Mechanisms underlying multistep tumor development and their translation toward new therapeutic strategies
The Hanahan lab’s research program is centered upon the use of genetically engineered mouse models (GEMMs) of multistep de novo tumor development, growth, and malignant progression, where we chart pathways of tumorigenesis, seeking to understand the deterministic rate-limiting steps – and their mechanistic underpinnings – that define pathways to cancer. Historically the lab’s research has touched upon most of the hallmarks of cancer, the acquired capabilities thought to be instrumental for the disease. The strategic plan is twofold: 1) to elucidate functional and phenotypic manifestations, molecular and cellular mechanisms, and regulation of acquired hallmark capabilities, and 2) to translate knowledge of mechanisms toward clinical applications, in part via preclinical therapeutic trials that have promise to guide consideration of clinical trials.

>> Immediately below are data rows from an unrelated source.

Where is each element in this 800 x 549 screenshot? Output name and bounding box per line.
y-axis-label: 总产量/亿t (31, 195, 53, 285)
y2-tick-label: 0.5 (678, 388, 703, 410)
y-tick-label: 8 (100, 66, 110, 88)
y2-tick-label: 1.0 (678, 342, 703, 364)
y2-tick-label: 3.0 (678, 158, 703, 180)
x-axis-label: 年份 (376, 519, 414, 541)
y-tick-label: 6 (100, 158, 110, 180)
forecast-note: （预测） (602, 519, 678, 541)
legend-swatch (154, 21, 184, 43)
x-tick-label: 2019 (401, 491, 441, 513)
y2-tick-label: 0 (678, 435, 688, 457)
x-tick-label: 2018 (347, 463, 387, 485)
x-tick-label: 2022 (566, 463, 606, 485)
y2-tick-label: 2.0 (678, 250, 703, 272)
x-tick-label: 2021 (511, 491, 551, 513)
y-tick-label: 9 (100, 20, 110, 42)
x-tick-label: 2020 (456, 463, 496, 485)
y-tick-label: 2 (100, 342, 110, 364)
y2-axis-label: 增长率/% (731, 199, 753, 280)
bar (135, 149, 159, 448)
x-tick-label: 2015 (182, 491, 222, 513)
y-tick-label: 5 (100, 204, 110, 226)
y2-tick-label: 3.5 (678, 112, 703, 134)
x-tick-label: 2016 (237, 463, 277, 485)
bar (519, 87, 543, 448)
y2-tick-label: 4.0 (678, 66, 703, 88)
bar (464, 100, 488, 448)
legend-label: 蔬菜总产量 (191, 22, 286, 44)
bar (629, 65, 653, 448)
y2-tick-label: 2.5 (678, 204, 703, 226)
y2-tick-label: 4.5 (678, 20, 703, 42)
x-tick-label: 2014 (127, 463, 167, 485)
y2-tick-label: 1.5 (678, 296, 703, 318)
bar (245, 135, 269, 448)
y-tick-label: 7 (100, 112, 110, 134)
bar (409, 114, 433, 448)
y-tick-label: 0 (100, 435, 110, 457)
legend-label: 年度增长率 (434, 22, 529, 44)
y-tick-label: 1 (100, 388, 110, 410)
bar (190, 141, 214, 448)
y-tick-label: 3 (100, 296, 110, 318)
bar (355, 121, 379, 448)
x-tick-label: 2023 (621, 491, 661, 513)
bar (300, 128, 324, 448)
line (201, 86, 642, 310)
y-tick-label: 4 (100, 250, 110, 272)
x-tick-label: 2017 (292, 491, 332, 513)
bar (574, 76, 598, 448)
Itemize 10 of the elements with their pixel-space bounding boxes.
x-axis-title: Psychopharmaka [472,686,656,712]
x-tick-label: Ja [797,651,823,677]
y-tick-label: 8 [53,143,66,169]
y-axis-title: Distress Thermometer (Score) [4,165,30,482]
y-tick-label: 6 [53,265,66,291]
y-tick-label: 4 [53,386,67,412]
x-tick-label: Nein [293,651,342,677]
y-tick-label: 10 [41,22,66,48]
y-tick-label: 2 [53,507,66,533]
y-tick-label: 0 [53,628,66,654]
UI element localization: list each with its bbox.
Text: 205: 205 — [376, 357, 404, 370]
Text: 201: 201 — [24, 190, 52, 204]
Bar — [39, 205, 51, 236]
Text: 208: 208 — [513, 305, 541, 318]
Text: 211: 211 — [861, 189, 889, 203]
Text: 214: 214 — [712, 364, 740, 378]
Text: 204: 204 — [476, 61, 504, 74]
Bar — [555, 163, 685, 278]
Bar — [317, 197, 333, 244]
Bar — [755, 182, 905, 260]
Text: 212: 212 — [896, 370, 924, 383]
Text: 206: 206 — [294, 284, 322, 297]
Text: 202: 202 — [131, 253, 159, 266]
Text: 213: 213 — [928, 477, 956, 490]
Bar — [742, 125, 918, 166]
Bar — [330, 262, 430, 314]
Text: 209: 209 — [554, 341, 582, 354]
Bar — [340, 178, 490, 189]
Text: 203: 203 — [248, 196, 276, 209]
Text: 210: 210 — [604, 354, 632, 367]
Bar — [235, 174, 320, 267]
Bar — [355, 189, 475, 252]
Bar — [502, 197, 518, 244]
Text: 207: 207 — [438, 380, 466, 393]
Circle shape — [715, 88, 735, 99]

Currently the lab studies a number of organ-specific cancer models, each with distinctive attributes and potential to impact knowledge and cancer therapy. The models include both forms of pancreatic cancer (ductal and neuroendocrine), cervical cancer, melanoma, metastatic breast cancer, and glioblastoma. Topics of investigation – beyond those highlighted below – include ‘immuno-oncology’, in particular mechanisms and therapeutic abrogation of barriers erected in the tumor microenvironment that block efficacious T-cell immunotherapy of solid tumors (cervical cancer and melanoma), and manipulation of cellular recycling (autophagy) to disrupt growth and progression of glioma brain tumors.